= Susanna and Mary Parker =

English schoolteachers (1772–1856 and 1774–1859)

Susanna and Mary Parker (1772–1856 and 1774–1859) were English schoolteachers who ran a boarding school in Ashbourne, Derbyshire.

== Life ==
Susanna and Mary Parker were born in 1772 and 1774 to physician Erasmus Darwin and Mary Parker, a governess who had been hired in 1770, at the age of seventeen, to look after Darwin's youngest son Robert. Darwin had a public affair with their mother for eight years, but never considered marrying her; she married a merchant, Joseph Day, in 1782.

Susanna and Mary were brought up alongside Darwin's twelve other children. They were educated with the intention of going into teaching and worked in private homes as teachers or governesses. Lucy Hardcastle, whom Charles Darwin also suspected was a child of Erasmus Darwin, was educated with them.

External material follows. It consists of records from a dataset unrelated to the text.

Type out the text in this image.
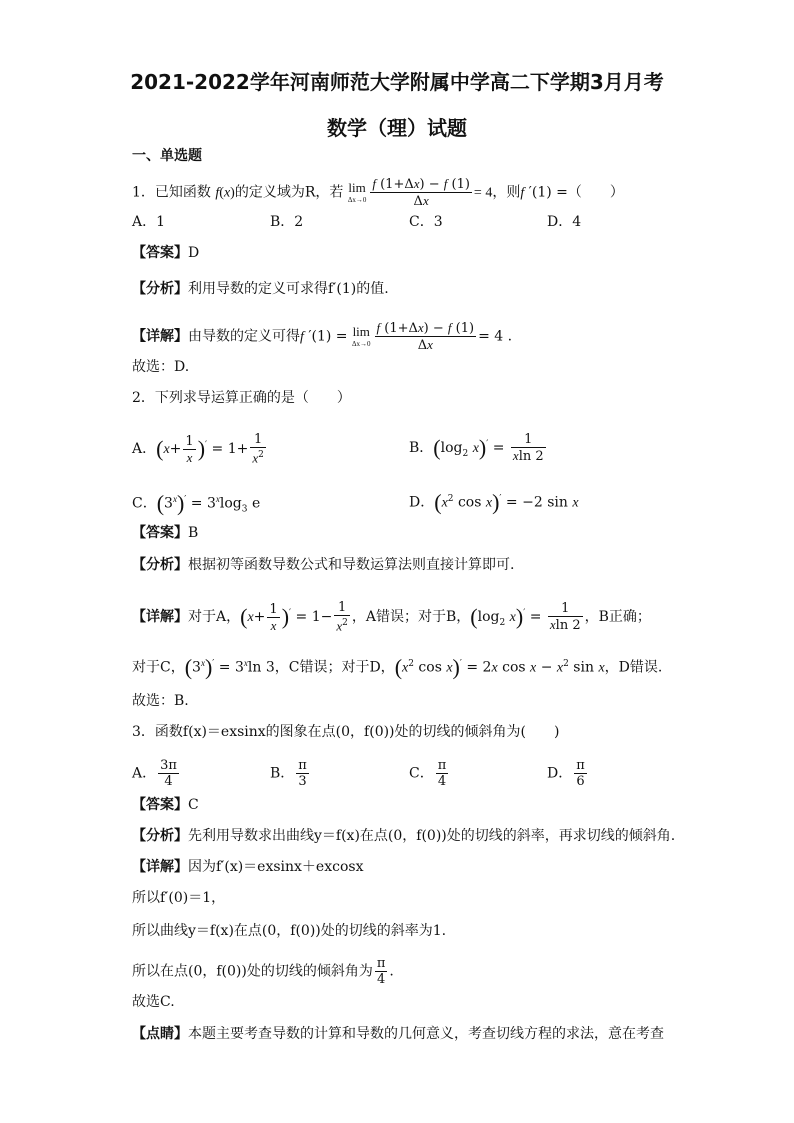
2021-2022学年河南师范大学附属中学高二下学期3月月考
数学（理）试题
一、单选题
1．已知函数 f(x)的定义域为R，若 lim
$\Delta x\to 0 \frac{f (1+\Delta x) - f (1)}{\Delta x} = 4$，则f ′(1) =（　　）
A．1	B．2	C．3	D．4
【答案】D
【分析】利用导数的定义可求得f′(1)的值.
【详解】由导数的定义可得f ′(1) = lim
$\Delta x\to 0 \frac{f (1+\Delta x) - f (1)}{\Delta x} = 4$ .
故选：D.
2．下列求导运算正确的是（　　）
A．$(x+ \frac{1}{x} )' = 1+ \frac{1}{x^2}$	B．($\log_2$ $x)' = \frac{1}{xln 2}$
C．$(3^x)' = 3^x\log_3$ e	D．($x^2$ cos x)′ = −2 sin x
【答案】B
【分析】根据初等函数导数公式和导数运算法则直接计算即可.
【详解】对于A，$(x+ \frac{1}{x} )' = 1- \frac{1}{x^2}$ ，A错误；对于B，($\log_2$ $x)' = \frac{1}{xln 2}$ ，B正确；
对于C，$(3^x)' = 3^x\ln$ 3，C错误；对于D，($x^2$ cos x)′ = 2x $\cos x - x^2$ sin x，D错误.
故选：B.
3．函数f(x)＝exsinx的图象在点(0，f(0))处的切线的倾斜角为(　　)
A． $\frac{3\pi}{4}$	B． $\frac{\pi}{3}$	C． $\frac{\pi}{4}$	D． $\frac{\pi}{6}$
【答案】C
【分析】先利用导数求出曲线y＝f(x)在点(0，f(0))处的切线的斜率，再求切线的倾斜角.
【详解】因为f′(x)＝exsinx＋excosx
所以f′(0)＝1，
所以曲线y＝f(x)在点(0，f(0))处的切线的斜率为1.
所以在点(0，f(0))处的切线的倾斜角为 $\frac{\pi}{4}$ .
故选C.
【点睛】本题主要考查导数的计算和导数的几何意义，考查切线方程的求法，意在考查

In 1794, Darwin bought a former public house in Ashbourne for Susanna and Mary to run as a school. He published a booklet, The Plan for the Conduct of Female Education, as a result of discussions about the school's curriculum, arguing that girls should be educated in schools rather than at home. Susanna and Mary successfully ran the school together for fifteen years, educating the daughters of many affluent Midlands families.

In 1809, Susanna married physician Henry Hadley. They had two children and also brought up Hadley's niece. Mary continued running the school until her retirement in 1827, when she continued living in the house until her death. The building, now called Madge House, commemorates the school with a plaque.